The U.S. Navy's Bluefin was on Sunday being prepared for its 15th dive to the seabed since it was first deployed from an Australian naval vessel April 14 to scan an area where searchers six days before that had picked up acoustic "pings" they believe came from the Boeing 777's black-box flight recorders.
Australian authorities have repeatedly cautioned the underwater search for debris will be long and difficult. Little is known about the seabed some 4.8 kilometers, or 3 miles, deep. Thick silt that may hide wreckage on the ocean floor and potentially strong currents may slow the movements of the Bluefin underwater vehicle.
The Australian search coordinator said the submersible is expected to complete its sonar scan of the focused underwater search area during its 15th mission and will move to adjacent areas if nothing is detected.
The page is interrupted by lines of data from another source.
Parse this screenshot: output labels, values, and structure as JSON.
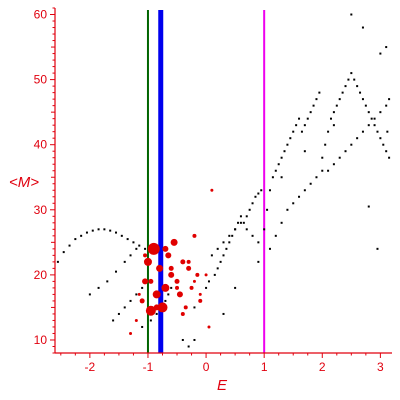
{
  "colors": {
    "axis": "#e0000e",
    "black_points": "#000000",
    "red_points": "#e00000",
    "line_green": "#006400",
    "line_blue": "#0000ee",
    "line_magenta": "#ee00ee"
  },
  "chart_data": {
    "type": "scatter",
    "title": "",
    "xlabel": "E",
    "ylabel": "<M>",
    "xlim": [
      -2.6,
      3.2
    ],
    "ylim": [
      8,
      61
    ],
    "xticks": [
      -2,
      -1,
      0,
      1,
      2,
      3
    ],
    "yticks": [
      10,
      20,
      30,
      40,
      50,
      60
    ],
    "grid": false,
    "vertical_lines": [
      {
        "x": -1.0,
        "color": "#006400"
      },
      {
        "x": -0.78,
        "color": "#0000ee"
      },
      {
        "x": 1.0,
        "color": "#ee00ee"
      }
    ],
    "series": [
      {
        "color": "#000000",
        "marker": "dot",
        "x": [
          -2.55,
          -2.45,
          -2.35,
          -2.25,
          -2.15,
          -2.05,
          -1.95,
          -1.85,
          -1.75,
          -1.65,
          -1.55,
          -1.45,
          -1.35,
          -1.25,
          -1.15,
          -1.05,
          -2.0,
          -1.85,
          -1.7,
          -1.55,
          -1.4,
          -1.3,
          -1.2,
          -1.6,
          -1.5,
          -1.4,
          -1.3,
          -1.2,
          -1.1,
          -1.3,
          -1.1,
          -0.95,
          -0.85,
          -0.75,
          -0.7,
          -0.65,
          -0.6,
          -0.2,
          -0.1,
          0.0,
          0.05,
          0.15,
          0.2,
          0.25,
          0.3,
          0.35,
          0.4,
          0.45,
          0.5,
          0.55,
          0.6,
          0.65,
          0.7,
          0.75,
          0.8,
          0.85,
          0.9,
          0.95,
          0.1,
          0.2,
          0.3,
          0.4,
          0.5,
          0.6,
          0.7,
          0.8,
          0.9,
          1.0,
          1.05,
          1.1,
          1.15,
          1.2,
          1.25,
          1.3,
          1.35,
          1.4,
          1.45,
          1.5,
          1.55,
          1.6,
          1.65,
          1.7,
          1.75,
          1.8,
          1.85,
          1.9,
          1.95,
          1.1,
          1.2,
          1.3,
          1.4,
          1.5,
          1.6,
          1.7,
          1.8,
          1.9,
          2.0,
          2.0,
          2.05,
          2.1,
          2.15,
          2.2,
          2.25,
          2.3,
          2.35,
          2.4,
          2.45,
          2.5,
          2.55,
          2.6,
          2.65,
          2.7,
          2.75,
          2.8,
          2.85,
          2.9,
          2.95,
          3.0,
          3.05,
          3.1,
          3.15,
          2.1,
          2.2,
          2.3,
          2.4,
          2.5,
          2.6,
          2.7,
          2.8,
          2.9,
          3.0,
          3.1,
          3.15,
          -0.4,
          -0.3,
          -0.2,
          0.3,
          0.5,
          0.9,
          1.3,
          1.7,
          2.2,
          2.5,
          2.7,
          3.0,
          3.1,
          2.8,
          2.95,
          3.12
        ],
        "y": [
          22,
          23.5,
          24.5,
          25.5,
          26,
          26.5,
          26.8,
          27,
          27,
          26.8,
          26.5,
          26,
          25.5,
          25,
          24.5,
          24,
          17,
          18,
          19,
          20.5,
          22,
          23,
          24,
          13,
          14,
          15,
          16,
          17,
          18,
          11,
          12,
          13,
          14,
          15,
          16,
          17,
          18,
          15,
          16,
          18,
          19,
          20,
          21,
          22,
          23,
          24,
          25,
          26,
          27,
          28,
          29,
          28,
          29,
          30,
          31,
          32,
          32.5,
          33,
          23,
          24,
          25,
          26,
          27,
          28,
          27,
          26,
          25,
          27,
          30,
          33,
          35,
          36,
          37,
          38,
          39,
          40,
          41,
          42,
          43,
          44,
          42,
          43,
          44,
          45,
          46,
          47,
          48,
          24,
          26,
          28,
          30,
          31,
          32,
          33,
          34,
          35,
          36,
          38,
          40,
          42,
          44,
          45,
          46,
          47,
          48,
          49,
          50,
          51,
          50,
          49,
          48,
          47,
          46,
          45,
          44,
          43,
          42,
          41,
          40,
          39,
          38,
          36,
          37,
          38,
          39,
          40,
          41,
          42,
          43,
          44,
          45,
          46,
          47,
          10,
          9,
          10,
          14,
          18,
          22,
          35,
          39,
          43,
          60,
          58,
          54,
          55,
          30.5,
          24,
          42
        ]
      },
      {
        "color": "#e00000",
        "marker": "circle",
        "x": [
          -1.1,
          -1.05,
          -1.0,
          -0.95,
          -0.9,
          -0.85,
          -0.8,
          -0.75,
          -0.7,
          -0.65,
          -0.6,
          -0.55,
          -0.5,
          -0.45,
          -0.4,
          -0.35,
          -0.3,
          -0.25,
          -0.2,
          -0.15,
          -0.1,
          -1.3,
          -1.2,
          -1.15,
          -1.05,
          -0.95,
          -0.85,
          -0.7,
          -0.6,
          -0.5,
          -0.4,
          -0.3,
          -0.2,
          -0.1,
          0.0,
          0.05,
          0.1
        ],
        "y": [
          16,
          19,
          22,
          14.5,
          24,
          17,
          21,
          15,
          18,
          23,
          20,
          25,
          19,
          17,
          22,
          15,
          21,
          18,
          26,
          20,
          16,
          11,
          13,
          17,
          23,
          19,
          15,
          24,
          21,
          18,
          14,
          22,
          19,
          17,
          20,
          12,
          33
        ],
        "size": [
          2.5,
          3,
          4,
          5,
          6,
          4,
          3.5,
          5,
          4,
          3,
          3,
          3.5,
          2.5,
          3,
          2.5,
          2,
          2.5,
          2,
          2,
          2,
          2,
          1.5,
          1.5,
          1.5,
          2,
          2.5,
          3,
          3,
          2.5,
          2,
          2,
          2,
          1.5,
          1.5,
          1.5,
          1.5,
          1.5
        ]
      }
    ]
  }
}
A sweep of the entire area around where a series of transmissions were heard on four occasions on April 5 and April 8 would need to cover 500 square miles. That would indicate a search lasting several more weeks at least, as the Bluefin moves at a walking pace, scanning for anomalies that might indicate the location of the aircraft. Authorities say Bluefin-21 can only cover around 15 square miles of seabed a day.
Countries involved in the search have been negotiating how they will manage the next phase of the search, including procedures for retrieving and analyzing information from the aircraft's "black-box" cockpit-voice and flight-data recorders and how any wreckage or human remains would be handled if recovered.
In all, 26 nations are assisting Malaysia, including the U.S., China, Japan and New Zealand.